I've read countless stories over the past 5 years where someone calls the police for some wrong done to them only to have the police arrest or kill the person who called.  I was under the general impression that this was a fairly recent behavior by the police but I'm also aware that there is nothing new under the sun except the history you don't know.  Case in point was I was doing some weekend reading and came across the wiki of Alan Turing who is well known for his "Turing Test" of artificial intelligence.  But before that, Turing worked as a Nazi code breaker for the Brits and Wiki credits his work as potentially cutting WW2 short by 2 years and saving 14 million lives:
"During the Second World War, Turing worked for the Government Code and Cypher School (GC&CS) at Bletchley Park, Britain's codebreaking centre that produced Ultra intelligence. For a time he led Hut 8, the section responsible for German naval cryptanalysis. He devised a number of techniques for speeding the breaking of German ciphers, including improvements to the pre-war Polish bombe method, an electromechanical machine that could find settings for the Enigma machine. Turing played a pivotal role in cracking intercepted coded messages that enabled the Allies to defeat the Nazis in many crucial engagements, including the Battle of the Atlantic, and in so doing helped win the war.[7][8] Counterfactual history is difficult with respect to the effect Ultra intelligence had on the length of the war,[9] but at the upper end it has been estimated that this work shortened the war in Europe by more than two years and saved over fourteen million lives.[7]"

But Just a few years after the end of WW2, Turing made the mistake of calling the police after his house had been burgled.  Instead of going to work finding the burglar, the police detected that Turing was gay.  Instead of telling the police to fuck off in their gay investigation, he made the mistake of talking to them and admitting his homosexual relationship which at the time was a serious crime.  The result was a conviction and then mandatory chemical castration:
In January 1952, Turing, then 39, started a relationship with Arnold Murray, a 19-year-old unemployed man. Turing had met Murray just before Christmas outside the Regal Cinema when walking down Manchester's Oxford Road and invited him to lunch. On 23 January Turing's house was burgled. Murray told Turing that the burglar was an acquaintance of his, and Turing reported the crime to the police. During the investigation he acknowledged a sexual relationship with Murray. Homosexual acts were criminal offences in the United Kingdom at that time,[114] and both men were charged with gross indecency under Section 11 of the Criminal Law Amendment Act 1885.[115] Initial committal proceedings for the trial were held on 27 February during which Turing's solicitor "reserved his defence", i.e. did not argue or provide evidence against the allegations.
Later, convinced by the advice of his brother and his own solicitor, Turing entered a plea of guilty.[116] The case, Regina v.

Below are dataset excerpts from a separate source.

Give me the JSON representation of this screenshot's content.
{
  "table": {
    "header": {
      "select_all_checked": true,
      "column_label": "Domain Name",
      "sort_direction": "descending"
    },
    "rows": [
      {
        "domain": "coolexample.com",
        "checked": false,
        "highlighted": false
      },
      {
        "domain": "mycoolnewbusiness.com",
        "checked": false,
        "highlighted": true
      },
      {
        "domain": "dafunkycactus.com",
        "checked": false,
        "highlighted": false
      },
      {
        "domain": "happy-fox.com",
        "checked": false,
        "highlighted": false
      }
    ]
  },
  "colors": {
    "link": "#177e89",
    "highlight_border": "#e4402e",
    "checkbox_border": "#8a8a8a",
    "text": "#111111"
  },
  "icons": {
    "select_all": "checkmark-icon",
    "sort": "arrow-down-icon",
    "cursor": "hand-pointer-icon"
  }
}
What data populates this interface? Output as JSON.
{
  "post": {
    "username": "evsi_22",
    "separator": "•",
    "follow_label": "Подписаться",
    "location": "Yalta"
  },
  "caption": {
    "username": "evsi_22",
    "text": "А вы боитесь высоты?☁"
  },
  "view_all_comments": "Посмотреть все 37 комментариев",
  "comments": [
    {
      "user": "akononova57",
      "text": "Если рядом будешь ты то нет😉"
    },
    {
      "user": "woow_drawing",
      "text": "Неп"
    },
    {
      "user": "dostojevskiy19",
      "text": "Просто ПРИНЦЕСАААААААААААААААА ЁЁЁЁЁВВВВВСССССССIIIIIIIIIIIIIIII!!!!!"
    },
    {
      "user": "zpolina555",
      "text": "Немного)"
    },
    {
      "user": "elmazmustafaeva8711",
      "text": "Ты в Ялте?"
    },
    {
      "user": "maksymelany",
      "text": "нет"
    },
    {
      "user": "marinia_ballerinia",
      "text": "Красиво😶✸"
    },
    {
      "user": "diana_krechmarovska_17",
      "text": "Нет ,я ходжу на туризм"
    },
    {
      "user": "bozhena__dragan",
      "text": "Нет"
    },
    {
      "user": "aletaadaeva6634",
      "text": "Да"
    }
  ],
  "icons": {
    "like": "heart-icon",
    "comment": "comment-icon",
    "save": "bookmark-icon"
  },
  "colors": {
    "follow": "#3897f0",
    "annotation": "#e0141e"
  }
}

Turing and Murray, was brought to trial on 31 March 1952.[117] Turing was convicted and given a choice between imprisonment and probation, which would be conditional on his agreement to undergo hormonal treatment designed to reduce libido. He accepted the option of treatment via injections of what was then called stilboestrol (now known as diethylstilbestrol or DES), a synthetic oestrogen; this treatment was continued for the course of one year. The treatment rendered Turing impotent and caused gynaecomastia,[118] fulfilling in the literal sense Turing's prediction that "no doubt I shall emerge from it all a different man, but quite who I've not found out".[119][120] Murray was given a conditional discharge.[121]
Turing's conviction led to the removal of his security clearance and barred him from continuing with his cryptographic consultancy for the Government Communications Headquarters (GCHQ), the British signals intelligence agency that had evolved from GC&CS in 1946 (though he kept his academic job). He was denied entry into the United States after his conviction in 1952, but was free to visit other European countries. Turing was never accused of espionage, but in common with all who had worked at Bletchley Park, he was prevented by the Official Secrets Act from discussing his war work.[122]
Decades after it was really of any value, the British government decided to pardon his "crime" and apologize for the way Turing was treated, "In August 2009, John Graham-Cumming started a petition urging the British Government to apologise for Turing's prosecution as a homosexual.[179][180] The petition received more than 30,000 signatures.[181][182] Prime Minister Gordon Brown acknowledged the petition, releasing a statement on 10 September 2009 apologising and describing the treatment of Turing as "appalling":[181][183]"

Well I guess we can all breathe a big sigh of relief now, huh?  Big government oversteps in the life of an individual of amazing talent, pretty much ruins said life, and then 40 0r 50 years later wants to apologize.  Lessons learned?  ZERO.   They will do it again in some other way next time.  The bottom line is that you are a fool if you trust the police in any way.  Learn to take control of your own personal security and never call the police for any reason because they have a very bad track record for making a bad situation worse.